GE's Artistry series kitchen appliances. In its latest deal, GE reached a long-term agreement that allows Electrolux to continue using the GE brand. Source: General Electric.

Second, the margins in Appliances and Lighting were razor-thin relative to GE's industrial-focused segments. In 2012 and 2013, for example, profit margins in GE's Appliances and Lighting business were a mere 3.9% and 4.6%, respectively. Meanwhile, overall segment profit margins were more than three times as hearty, at 15.1% in 2012 and 15.7% in 2013. At the end of the day, the juice just wasn't worth the squeeze. Now, GE can redeploy the cash from the Appliances spinoff in areas of the business that earn a higher return on investment.

Finally, appliances weren't exactly setting the world on fire for GE. As it spelled out in its letter to shareholders in 2011, GE aims to work on "innovations that build, power, move and help cure the world." CEO Jeff Immelt went on to say, "We make things that very few in the world can, but that everyone needs."

Ovens and dishwashers, quite frankly, just don't fit that bill. In large part, the appliance industry was commoditized and (in many cases) outsourced decades ago. Plenty of capable manufacturers, including Electrolux, Frigidaire, LG, and Whirlpool, make electrical appliances. Only a select few manufacturers like GE and Siemens, however, can make the massive gas turbines that generate electricity to power those appliances. That's the type of market in which GE wants to compete.

The profit margins for GE's turbines tower above those in its appliances business. Source: General Electric.

Is this a smart move for shareholders?
What's particularly interesting about GE's spinoff is that it flies in the face of a recent trend in the world of deal-making: More and more companies are seeking deals that meet what Google's Larry Page calls the "toothbrush test," which means they want products that customers will use twice daily.

Many of GE's appliances meet this test, of course, yet GE wants no part of this business. This means GE is less concerned about consumer goods and more focused on building its brand in the eyes of private- and public-sector customers. Secondly, it implies that GE probably doesn't see appliances becoming a very interesting part of the so-called "smart home."

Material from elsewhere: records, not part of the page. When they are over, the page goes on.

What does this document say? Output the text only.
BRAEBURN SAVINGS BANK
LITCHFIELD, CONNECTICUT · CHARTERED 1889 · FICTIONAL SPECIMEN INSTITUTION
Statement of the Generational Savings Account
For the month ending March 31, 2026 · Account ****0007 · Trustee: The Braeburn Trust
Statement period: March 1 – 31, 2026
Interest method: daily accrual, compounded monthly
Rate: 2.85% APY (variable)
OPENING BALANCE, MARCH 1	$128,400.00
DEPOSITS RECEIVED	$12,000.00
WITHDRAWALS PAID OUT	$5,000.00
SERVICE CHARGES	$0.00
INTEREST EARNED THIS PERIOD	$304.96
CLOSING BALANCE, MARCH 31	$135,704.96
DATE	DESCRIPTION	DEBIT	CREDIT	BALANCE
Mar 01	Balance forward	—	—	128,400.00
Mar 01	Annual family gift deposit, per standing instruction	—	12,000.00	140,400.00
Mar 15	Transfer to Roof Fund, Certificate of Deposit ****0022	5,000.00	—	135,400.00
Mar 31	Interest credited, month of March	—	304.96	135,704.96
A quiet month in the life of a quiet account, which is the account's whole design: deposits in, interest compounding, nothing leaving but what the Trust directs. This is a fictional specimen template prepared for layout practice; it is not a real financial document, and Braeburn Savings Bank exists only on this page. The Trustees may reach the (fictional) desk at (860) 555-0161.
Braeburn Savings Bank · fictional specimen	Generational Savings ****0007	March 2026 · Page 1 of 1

And, finally, it shows that GE is dead serious about becoming a company driven by industrial earnings rather than banking. It all started with the Alstom deal and the Synchrony spinoff during the summer. GE's latest spinoff provides further evidence that it is sticking to its guns and reinventing itself as an industrial powerhouse.

As I've noted before, this change of direction is good news for shareholders. The more the market perceives GE as an industrial company first and a bank second, the more investors are willing to pay a premium for growth. And that bodes well for GE's shares, which currently trade at a 10% earnings discount relative to its industry peers.